Decision criteria. If decisions are drawn from the study results, a section of the SAP should explain the different outcomes that might be selected for each decision, which statistics influence the decision-making process, and which values of the statistics will be considered to support each outcome.
Tables and figures for presentation of the study results. Skeleton tables should include a title, row labels and column entries be clearly spelled out, with only figures/numbers in the cells lacking. The analysis will produce the contents of the cells in a targeted manner, that is, hardly any other numbers will need to be generated. The same principle applies to graphs.
Consideration of the estimand framework is recommended to help informing choices regarding study design and data analysis and clarify how to interpret study findings. Tell me what you want, what you really really want: estimands in observational pharmacoepidemiologic comparative effectiveness and safety studies (Pharmacoepidemiol Drug Saf. 2023 Mar 22) discusses how defining an estimand is instrumental to the process of designing and analysing pharmacoepidemiological comparative effectiveness or safety studies.
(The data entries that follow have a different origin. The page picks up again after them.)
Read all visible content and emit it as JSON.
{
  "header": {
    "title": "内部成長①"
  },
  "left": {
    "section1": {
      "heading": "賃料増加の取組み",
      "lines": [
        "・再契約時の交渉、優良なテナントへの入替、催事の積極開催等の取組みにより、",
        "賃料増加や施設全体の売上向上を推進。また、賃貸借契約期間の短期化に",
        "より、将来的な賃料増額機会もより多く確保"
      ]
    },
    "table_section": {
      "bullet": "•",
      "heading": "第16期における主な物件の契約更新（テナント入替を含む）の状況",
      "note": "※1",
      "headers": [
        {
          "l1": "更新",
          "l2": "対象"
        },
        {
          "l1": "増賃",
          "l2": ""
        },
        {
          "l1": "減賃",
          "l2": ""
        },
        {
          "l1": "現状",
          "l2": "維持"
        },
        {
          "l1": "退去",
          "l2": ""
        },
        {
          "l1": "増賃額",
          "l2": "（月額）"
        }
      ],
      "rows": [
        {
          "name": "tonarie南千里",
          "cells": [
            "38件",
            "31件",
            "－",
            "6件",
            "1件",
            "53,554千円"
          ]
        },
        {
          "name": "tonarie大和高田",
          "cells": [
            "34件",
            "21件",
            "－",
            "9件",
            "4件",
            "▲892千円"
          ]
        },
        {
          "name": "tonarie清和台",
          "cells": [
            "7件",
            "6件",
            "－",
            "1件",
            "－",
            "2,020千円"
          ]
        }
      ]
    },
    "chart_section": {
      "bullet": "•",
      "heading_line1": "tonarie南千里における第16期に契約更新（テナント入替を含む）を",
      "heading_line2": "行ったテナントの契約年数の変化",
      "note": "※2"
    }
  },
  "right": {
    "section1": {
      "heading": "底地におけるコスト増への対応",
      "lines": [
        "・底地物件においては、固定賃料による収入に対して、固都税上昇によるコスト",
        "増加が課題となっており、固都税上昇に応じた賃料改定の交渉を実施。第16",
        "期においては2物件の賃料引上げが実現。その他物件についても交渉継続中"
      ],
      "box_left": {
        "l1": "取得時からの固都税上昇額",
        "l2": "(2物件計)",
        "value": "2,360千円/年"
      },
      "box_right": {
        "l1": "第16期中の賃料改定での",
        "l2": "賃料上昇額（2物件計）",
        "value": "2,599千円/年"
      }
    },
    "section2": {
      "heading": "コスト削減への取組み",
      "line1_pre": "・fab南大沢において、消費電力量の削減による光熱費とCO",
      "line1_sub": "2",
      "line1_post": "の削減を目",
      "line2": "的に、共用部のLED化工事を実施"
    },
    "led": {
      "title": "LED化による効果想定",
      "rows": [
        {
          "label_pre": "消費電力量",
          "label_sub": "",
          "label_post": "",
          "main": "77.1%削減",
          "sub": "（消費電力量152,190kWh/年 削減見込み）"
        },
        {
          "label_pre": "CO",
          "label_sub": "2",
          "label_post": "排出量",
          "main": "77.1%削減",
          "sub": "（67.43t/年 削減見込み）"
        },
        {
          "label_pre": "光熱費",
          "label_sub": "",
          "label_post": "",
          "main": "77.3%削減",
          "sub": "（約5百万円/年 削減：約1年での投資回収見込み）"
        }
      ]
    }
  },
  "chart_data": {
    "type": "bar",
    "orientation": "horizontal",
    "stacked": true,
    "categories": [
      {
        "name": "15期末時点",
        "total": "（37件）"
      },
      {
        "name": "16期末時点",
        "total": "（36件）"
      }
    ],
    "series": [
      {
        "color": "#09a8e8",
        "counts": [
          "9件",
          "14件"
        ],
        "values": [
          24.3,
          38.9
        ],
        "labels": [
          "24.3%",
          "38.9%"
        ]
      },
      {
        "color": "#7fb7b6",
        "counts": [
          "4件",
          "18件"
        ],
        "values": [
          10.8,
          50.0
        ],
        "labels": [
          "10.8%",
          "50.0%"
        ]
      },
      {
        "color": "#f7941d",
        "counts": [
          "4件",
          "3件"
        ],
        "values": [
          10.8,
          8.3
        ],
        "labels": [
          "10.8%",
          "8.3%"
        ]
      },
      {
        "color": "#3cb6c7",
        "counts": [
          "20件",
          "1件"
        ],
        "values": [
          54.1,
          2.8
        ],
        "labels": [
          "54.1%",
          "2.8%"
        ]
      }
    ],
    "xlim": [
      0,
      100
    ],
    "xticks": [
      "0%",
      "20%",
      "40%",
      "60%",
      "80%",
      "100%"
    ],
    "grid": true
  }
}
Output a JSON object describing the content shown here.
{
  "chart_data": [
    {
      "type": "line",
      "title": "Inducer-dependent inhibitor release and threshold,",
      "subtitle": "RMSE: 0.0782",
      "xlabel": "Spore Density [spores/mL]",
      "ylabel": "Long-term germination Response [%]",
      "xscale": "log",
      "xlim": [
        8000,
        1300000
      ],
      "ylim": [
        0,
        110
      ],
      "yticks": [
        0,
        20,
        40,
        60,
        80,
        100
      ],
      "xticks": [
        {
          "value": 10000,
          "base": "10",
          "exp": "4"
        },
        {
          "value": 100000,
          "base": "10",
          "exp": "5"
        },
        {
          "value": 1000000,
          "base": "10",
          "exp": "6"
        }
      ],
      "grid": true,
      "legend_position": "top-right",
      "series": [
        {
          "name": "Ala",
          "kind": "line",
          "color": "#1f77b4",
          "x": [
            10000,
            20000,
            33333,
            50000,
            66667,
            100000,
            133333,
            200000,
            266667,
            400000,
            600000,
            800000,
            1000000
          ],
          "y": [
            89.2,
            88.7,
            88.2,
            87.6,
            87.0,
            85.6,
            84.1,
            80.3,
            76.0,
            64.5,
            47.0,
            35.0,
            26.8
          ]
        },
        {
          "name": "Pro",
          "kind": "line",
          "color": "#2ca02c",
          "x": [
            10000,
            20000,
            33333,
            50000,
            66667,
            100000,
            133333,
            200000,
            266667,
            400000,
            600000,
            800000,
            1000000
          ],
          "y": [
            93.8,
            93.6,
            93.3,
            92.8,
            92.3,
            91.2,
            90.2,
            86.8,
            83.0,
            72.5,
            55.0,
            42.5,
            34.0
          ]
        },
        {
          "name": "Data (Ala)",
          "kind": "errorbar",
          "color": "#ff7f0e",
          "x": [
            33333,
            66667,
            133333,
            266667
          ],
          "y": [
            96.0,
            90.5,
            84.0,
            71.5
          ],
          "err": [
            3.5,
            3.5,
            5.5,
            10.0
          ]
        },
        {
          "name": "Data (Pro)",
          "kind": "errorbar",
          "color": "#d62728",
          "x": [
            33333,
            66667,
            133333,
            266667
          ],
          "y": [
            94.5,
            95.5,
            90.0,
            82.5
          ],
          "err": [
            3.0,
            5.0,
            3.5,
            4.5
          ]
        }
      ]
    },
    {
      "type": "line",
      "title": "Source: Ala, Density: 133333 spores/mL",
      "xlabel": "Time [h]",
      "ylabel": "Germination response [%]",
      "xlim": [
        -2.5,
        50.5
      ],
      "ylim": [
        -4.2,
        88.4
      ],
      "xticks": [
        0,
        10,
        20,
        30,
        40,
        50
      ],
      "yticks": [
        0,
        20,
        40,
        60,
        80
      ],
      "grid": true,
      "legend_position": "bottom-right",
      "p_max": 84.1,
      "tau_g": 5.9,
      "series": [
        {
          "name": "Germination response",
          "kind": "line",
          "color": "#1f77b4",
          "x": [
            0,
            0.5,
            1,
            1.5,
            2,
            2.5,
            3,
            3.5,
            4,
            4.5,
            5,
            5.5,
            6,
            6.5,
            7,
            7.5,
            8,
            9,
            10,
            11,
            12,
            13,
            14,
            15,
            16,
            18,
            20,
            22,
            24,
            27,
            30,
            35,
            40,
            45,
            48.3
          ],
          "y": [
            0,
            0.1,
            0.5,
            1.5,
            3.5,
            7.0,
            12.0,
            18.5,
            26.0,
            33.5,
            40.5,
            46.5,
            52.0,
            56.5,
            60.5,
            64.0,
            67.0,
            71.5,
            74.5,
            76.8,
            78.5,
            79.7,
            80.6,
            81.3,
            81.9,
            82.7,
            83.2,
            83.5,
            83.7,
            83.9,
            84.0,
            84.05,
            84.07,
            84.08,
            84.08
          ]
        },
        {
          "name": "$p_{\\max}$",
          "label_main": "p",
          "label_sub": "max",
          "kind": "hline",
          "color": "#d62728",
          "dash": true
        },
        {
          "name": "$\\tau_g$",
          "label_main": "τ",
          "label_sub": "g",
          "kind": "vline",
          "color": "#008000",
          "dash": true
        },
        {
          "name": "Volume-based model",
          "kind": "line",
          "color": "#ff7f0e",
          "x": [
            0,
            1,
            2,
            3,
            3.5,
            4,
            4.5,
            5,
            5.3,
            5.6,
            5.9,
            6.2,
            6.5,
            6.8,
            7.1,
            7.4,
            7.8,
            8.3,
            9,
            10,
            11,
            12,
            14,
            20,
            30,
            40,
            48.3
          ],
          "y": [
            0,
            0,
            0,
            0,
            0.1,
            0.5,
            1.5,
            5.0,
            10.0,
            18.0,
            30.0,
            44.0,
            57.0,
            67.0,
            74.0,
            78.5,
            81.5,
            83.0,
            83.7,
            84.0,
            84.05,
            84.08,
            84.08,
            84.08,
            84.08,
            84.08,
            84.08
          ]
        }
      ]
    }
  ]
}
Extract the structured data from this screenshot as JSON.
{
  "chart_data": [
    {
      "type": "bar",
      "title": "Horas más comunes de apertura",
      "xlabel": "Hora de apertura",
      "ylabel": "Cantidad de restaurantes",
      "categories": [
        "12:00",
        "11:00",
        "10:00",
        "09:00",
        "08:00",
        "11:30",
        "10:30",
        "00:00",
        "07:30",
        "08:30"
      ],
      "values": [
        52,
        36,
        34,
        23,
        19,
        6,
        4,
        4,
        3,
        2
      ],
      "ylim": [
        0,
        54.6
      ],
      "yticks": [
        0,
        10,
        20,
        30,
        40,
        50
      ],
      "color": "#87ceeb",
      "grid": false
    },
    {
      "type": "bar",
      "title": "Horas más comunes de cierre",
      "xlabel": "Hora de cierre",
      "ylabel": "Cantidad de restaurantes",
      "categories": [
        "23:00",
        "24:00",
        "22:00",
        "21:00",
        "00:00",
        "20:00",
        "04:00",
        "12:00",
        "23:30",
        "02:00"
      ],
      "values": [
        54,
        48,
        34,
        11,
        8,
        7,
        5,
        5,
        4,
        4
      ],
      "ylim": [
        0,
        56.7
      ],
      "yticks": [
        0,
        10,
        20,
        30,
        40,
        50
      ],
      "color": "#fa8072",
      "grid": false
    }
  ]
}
It applies the ICH Addendum on Estimands and Sensitivity Analysis in Clinical Trials to the Guideline on Statistical principles for Clinical Trial (2019) on estimands to three case studies and shows how defining an estimand ensures that the study targets a treatment effect that aligns with the treatment decision the study aims to inform.
For further reading on how to draft a SAP tailored to observational studies, see DEBATE-statistical analysis plans for observational studies (BMC Med Res Methodol. 2019;19(1):233); Guide to the statistical analysis plan (Pediatric Anesthesia 2019;29:237-42) which provides an exhaustive list of SAP items applicable to both prospective and retrospective observational studies; and The value of statistical analysis plans in observational research: defining high-quality research from the start (JAMA. 2012;308(8):773-4). A good example of a SAP where the main components are included can be found in Necrotizing soft tissue infections - a multicentre, prospective observational study (INFECT): protocol and statistical analysis plan (Acta Anaesthesiol Scand. 2018;62(2);272-79). Modern Epidemiology, 4th ed. (T. Lash, T.J. VanderWeele, S. Haneuse, K. Rothman. Wolters Kluwer, 2020) summarises the phases in a statistical analysis that should all be thought out and described beforehand.